Global stocks listed on the MSCI All Country World Index have rallied at an annualized 22 percent this year, according to Bank of America, while several major bond classes have lost value. In particular, 30-year U.S. Treasurys have posted an annualized losses of 16 percent — the biggest decline since 2009.
"We have seen significant outperformance of stocks versus bonds this year… Therefore, we are not surprised that a majority of our fixed income & FX clients pick equities as their favorite asset class in coming months," said Bank of America analysts led by Michael Hartnett.
(Read more: The bond market's ticking time bomb)
Greek equities are this year's top performing assets to date, up 39.2 percent, according to Bank of America, while Indonesian government bonds are the worst performers, down 25.5 percent.
But despite this upward trend in equities, the decision by the Federal Reserve not to begin scaling back its stimulus program in September has seen investors move out of stocks and into bonds. The central bank surprised markets by announcing that it will continue to buy $85 billion worth of bonds each month.

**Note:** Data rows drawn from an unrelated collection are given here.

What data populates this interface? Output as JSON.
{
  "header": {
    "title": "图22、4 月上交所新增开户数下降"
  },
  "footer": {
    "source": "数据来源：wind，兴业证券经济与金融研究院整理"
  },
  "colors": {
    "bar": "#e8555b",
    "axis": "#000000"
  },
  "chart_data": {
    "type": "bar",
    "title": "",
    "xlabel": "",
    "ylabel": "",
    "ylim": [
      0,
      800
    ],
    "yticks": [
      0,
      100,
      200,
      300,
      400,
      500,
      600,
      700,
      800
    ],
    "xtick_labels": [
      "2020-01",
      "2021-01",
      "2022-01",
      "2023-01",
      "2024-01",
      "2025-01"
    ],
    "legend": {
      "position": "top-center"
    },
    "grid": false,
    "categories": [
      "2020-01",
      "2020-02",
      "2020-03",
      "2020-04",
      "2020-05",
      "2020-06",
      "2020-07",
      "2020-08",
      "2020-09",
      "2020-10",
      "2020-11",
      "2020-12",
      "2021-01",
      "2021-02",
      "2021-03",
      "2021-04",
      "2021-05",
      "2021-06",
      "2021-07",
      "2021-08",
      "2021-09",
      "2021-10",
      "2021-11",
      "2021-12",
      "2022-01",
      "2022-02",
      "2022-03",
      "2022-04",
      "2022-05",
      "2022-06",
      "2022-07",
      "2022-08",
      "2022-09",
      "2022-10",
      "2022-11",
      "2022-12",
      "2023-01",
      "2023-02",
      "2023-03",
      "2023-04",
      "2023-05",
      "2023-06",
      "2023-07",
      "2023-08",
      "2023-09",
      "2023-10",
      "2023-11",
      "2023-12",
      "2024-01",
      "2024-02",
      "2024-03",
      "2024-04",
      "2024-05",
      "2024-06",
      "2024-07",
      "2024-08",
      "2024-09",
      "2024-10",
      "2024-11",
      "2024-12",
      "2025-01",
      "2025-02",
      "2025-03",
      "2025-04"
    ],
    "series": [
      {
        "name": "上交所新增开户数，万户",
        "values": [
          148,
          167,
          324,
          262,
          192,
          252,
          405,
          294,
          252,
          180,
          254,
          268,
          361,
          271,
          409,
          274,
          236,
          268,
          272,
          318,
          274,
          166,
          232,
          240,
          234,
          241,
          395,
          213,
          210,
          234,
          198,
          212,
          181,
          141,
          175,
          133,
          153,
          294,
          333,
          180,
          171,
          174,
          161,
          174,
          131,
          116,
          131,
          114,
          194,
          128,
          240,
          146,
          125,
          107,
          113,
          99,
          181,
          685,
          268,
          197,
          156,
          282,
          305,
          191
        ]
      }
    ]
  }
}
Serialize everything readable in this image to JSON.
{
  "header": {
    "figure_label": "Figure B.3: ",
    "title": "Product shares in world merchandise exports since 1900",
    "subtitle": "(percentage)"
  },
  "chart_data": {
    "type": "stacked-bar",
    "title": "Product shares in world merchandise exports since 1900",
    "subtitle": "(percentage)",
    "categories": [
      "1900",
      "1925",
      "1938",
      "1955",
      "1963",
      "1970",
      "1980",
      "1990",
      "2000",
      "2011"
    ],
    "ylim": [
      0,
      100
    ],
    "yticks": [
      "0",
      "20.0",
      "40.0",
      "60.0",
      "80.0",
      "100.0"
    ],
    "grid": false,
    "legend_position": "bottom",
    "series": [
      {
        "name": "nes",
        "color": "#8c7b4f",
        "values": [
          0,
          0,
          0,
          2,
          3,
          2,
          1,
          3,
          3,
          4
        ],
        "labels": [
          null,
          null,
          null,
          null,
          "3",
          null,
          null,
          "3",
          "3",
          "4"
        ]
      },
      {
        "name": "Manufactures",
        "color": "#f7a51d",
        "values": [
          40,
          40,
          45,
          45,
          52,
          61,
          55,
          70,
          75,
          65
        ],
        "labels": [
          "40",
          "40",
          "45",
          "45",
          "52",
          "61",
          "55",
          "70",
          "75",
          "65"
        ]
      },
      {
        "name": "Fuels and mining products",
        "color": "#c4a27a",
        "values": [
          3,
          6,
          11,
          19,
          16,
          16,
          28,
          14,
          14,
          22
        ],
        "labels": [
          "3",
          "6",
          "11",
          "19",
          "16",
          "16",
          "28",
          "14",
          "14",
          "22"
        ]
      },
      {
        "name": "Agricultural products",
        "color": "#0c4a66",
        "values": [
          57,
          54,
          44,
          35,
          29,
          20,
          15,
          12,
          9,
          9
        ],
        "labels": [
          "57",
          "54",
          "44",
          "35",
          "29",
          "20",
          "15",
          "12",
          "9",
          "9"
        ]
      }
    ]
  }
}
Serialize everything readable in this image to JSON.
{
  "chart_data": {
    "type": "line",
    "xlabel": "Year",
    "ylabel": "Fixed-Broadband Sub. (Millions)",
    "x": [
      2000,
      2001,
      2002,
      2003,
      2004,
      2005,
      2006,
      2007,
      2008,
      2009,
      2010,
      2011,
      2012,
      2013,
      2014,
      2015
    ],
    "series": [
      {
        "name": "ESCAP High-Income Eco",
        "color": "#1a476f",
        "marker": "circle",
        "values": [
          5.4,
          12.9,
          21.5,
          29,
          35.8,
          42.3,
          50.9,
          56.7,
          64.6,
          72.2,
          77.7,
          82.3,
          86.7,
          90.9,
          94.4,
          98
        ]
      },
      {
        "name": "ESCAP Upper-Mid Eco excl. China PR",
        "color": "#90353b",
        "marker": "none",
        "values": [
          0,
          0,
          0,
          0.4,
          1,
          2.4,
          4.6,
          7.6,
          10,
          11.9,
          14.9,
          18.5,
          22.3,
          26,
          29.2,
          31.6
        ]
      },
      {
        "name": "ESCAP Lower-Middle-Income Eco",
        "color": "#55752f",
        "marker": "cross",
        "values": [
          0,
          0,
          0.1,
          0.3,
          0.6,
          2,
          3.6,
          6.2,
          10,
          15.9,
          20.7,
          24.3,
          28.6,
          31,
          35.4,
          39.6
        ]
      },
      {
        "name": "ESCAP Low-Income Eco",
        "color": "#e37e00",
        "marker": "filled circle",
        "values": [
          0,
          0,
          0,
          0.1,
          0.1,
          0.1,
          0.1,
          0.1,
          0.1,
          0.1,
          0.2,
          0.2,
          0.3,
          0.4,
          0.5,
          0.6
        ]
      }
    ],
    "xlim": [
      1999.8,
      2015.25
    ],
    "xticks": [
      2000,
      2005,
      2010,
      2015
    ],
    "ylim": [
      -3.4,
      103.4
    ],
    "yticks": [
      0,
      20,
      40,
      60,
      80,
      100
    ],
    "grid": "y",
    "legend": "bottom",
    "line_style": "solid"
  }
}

The Bank of America analysts said that further asset allocation towards equities would require a stronger global economic recovery, as high liquidity and profit had decreased in importance for investors.
"We think the catalyst must now be higher growth," the report said. "The good news is that real estate prices (up across the world, bar Europe), purchase mortgage applications (at an eight-week high) and credit availability (lending to small business is up for the first time since 2008) all argue that GDP (gross domestic product) estimates are more likely to rise than fall, in our view."